Abstract

Hiatal hernias and Bochdalek hernias are two types of diaphragmatic hernias thatpresent with similar symptoms. However, they differ in their etiology and anatomical location. In this case study, we present the clinical features and management of a patient who presented with symptoms suggestive of a hiatal hernia but was later diagnosed with a Bochdalek hernia. Our case has a 64-year-old female patient who presented with chronic obstructive pulmonary disease, hypertension, and gastroesophageal reflux disease. During her pulmonologist-ordered imaging, which included a CT scan, the report showed a large 8 cm hiatal hernia. Due to her condition, she was scheduled for a hiatal hernia repair, along with a transoral incisionless fundoplication (TIF) procedure. During the operation, a large defect was seen in the left hemidiaphragm with herniation of bowel loops into the chest cavity. It was confirmed to be a Bochdalek hernia. The surgeon proceeded to continue the laparoscopic repair, pulling the bowel back into the abdomen, and using the falciform ligament of the liver to buttress the diaphragm. The surgery was a success, and the patient had no postoperative complications. This case serves as a reminder that a high degree of suspicion is required for the diagnosis of Bochdalek hernias, especially in patients with atypical presentations or imaging findings suggestive of an alternative diagnosis, such as a hiatal hernia.

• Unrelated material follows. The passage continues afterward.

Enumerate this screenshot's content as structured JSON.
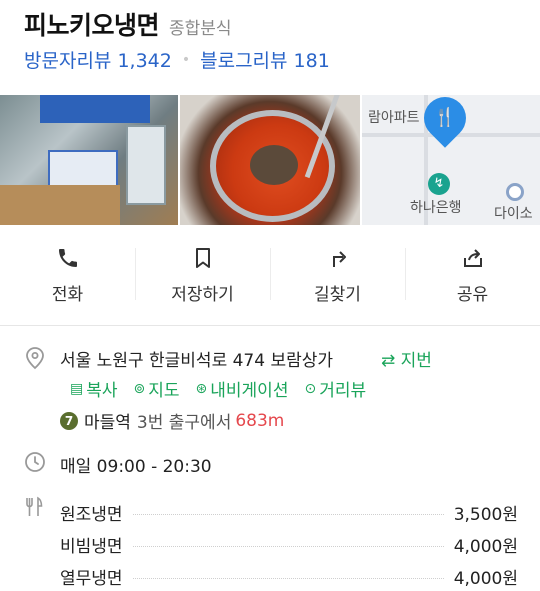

The patient had chronic symptoms of various gastrointestinal and respiratory comorbidities, which should serve as a caution for clinicians to carefully consider the possibility of a Bochdalek hernia when evaluating patients with similar symptoms. This case study also illustrates the success of a minimally invasive surgical approach for repairing a Bochdalek hernia, with the use of laparoscopic techniques and using falciform ligament to support the diaphragm.